The first line is changed just a little. The representation mixes in both traits `Collection` and `Numerics`. Both times it provides it’s own type as argument to the type constructors. In addition to the type argument, a self type annotation is added to the traits. It allows to use `this` as instance of `Self` within the implementation. The interesting part is the added parameter list

``````(implicit ev: Self <:< Rep[List[T]])
``````

It says: “Please provide an (implicit) argument, that proves evidence of the subtype relationship between `Self` and `Rep[List[T]]`”. In other words:

`Self` has to be a subtype of `Rep[List[T]]` in order to be able to apply the method.

This way `map` can only be used on `Identifier[List[T]]` and `+` can only be used on `Identifier[Int]`. Cool.
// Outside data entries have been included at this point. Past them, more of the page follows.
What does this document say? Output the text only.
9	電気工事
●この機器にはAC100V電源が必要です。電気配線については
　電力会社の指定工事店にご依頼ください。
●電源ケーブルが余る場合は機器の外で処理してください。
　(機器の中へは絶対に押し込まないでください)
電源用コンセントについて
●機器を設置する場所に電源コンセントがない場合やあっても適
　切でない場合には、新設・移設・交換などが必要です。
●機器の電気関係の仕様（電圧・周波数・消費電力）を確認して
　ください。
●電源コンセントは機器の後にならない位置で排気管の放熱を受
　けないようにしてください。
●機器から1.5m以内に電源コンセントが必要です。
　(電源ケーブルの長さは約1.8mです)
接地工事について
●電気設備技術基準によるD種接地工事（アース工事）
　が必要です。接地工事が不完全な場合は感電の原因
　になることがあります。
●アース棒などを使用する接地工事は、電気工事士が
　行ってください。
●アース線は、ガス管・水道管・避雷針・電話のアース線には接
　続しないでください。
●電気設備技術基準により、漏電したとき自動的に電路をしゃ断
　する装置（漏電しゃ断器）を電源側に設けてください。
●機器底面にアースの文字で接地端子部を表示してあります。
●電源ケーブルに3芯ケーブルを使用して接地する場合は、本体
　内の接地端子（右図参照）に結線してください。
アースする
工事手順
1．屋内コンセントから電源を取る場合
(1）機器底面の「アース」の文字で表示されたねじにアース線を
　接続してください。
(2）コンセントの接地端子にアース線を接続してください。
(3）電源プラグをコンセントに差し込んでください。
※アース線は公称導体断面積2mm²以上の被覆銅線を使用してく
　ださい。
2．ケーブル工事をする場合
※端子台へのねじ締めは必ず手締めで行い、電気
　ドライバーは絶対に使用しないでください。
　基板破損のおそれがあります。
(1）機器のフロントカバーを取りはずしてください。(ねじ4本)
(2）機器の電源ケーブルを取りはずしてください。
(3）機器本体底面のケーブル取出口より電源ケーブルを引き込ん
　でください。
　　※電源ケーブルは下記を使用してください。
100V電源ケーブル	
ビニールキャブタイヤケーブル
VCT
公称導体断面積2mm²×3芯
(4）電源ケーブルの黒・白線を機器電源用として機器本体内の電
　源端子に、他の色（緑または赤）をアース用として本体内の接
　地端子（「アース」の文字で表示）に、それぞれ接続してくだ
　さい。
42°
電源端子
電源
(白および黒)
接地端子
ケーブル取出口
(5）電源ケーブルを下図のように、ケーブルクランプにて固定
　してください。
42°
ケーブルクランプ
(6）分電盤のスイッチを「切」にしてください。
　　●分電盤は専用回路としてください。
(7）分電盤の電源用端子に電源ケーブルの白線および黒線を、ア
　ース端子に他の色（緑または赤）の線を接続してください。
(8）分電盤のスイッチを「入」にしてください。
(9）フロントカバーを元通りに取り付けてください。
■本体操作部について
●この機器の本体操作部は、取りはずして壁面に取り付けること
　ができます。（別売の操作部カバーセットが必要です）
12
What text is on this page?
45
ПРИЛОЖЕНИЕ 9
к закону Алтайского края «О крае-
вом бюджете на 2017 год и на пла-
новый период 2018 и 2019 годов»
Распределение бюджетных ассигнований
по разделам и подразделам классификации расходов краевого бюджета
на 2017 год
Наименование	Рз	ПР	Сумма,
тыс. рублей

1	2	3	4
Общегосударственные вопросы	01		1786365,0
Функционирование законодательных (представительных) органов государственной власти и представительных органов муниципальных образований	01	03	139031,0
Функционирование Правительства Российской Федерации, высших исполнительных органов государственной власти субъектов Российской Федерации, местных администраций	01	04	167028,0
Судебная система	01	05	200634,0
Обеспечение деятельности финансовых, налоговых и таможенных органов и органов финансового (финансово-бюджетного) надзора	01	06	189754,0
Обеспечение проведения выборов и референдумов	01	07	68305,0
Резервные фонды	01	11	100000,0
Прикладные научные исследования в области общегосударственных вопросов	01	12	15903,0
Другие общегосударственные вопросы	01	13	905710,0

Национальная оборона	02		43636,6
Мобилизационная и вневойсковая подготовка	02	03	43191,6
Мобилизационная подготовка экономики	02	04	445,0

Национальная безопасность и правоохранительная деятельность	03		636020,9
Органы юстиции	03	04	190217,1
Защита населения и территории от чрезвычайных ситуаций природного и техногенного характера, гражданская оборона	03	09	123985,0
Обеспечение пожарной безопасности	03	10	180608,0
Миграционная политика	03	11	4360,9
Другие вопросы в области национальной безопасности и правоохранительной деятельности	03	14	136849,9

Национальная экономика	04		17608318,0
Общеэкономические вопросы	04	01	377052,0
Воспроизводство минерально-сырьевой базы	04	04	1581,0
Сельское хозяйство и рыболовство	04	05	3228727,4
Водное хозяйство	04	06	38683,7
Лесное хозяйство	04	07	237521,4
The downside is the additional type parameter on `map` (`T`). It makes inferring the types for Scala much harder and thus this encoding did not work with for comprehensions.

The “Pimp my Library” Way

The same could also be achieved with a different encoding. The “Pimp my Library” pattern has been invented by Martin Odersky. The pattern is so cool and widely used, that with Scala 2.10 it has built-in language support.

``````abstract class Rep[T]

implicit class Collection[T](that: Rep[List[T]]) {
def map[S](f: Rep[T] => Rep[S]): Rep[List[S]] = ...
}

implicit class Numerics(that: Rep[Int]) {
def +(other: Rep[Int]): Rep[Int] = ...
}

case class Identifier[T](name: Symbol) extends Rep[T]
``````

Now, the definition of `Rep[T]` is independent of the methods defined on it. This is perfect for extensibility, since new methods can be added step by step without touching the old source ever again. Implicit classes are syntactic sugar for defining a class `Wrapper` and then adding an implicit definition like

``````class Wrapper(n: Int) { ... define new methods ... }
implicit def int2wrapper(n: Int): Wrapper = new Wrapper(n)
``````

And this is the downside of this approach. Many implicit conversions can make code at user site harder to understand. And it gets worse. Adding an automatic conversion to numerals

``````implicit class Numeral(n: Int) extends Rep[Int]
``````

does not work well with the other implicit conversions. So we are forced to add the “transitive closure” of implicit conversions by hand:

``````implicit def intToNumerics(n: Int): Numerics = Numerics(Numeral(n))
``````

Conclusion

If you are faced with the problem of adding methods to a type constructor based on it’s type argument you are free to choose from the solutions presented above. The first one, based on type constraints is not very extensible, since the methods are more or less defined on `Rep` itself. It is easier to understand to the user of your API, since the user does not need to see the implicit evidence parameter. The second encoding, based on the “pimp my library pattern” is more extensible. New methods can be added without touching old source code. On the other hand it might be hard to understand the implicit conversion magic going on under the hood.

In the end I had to go with the latter one, since it played well with for comprehension syntax and it’s desugaring.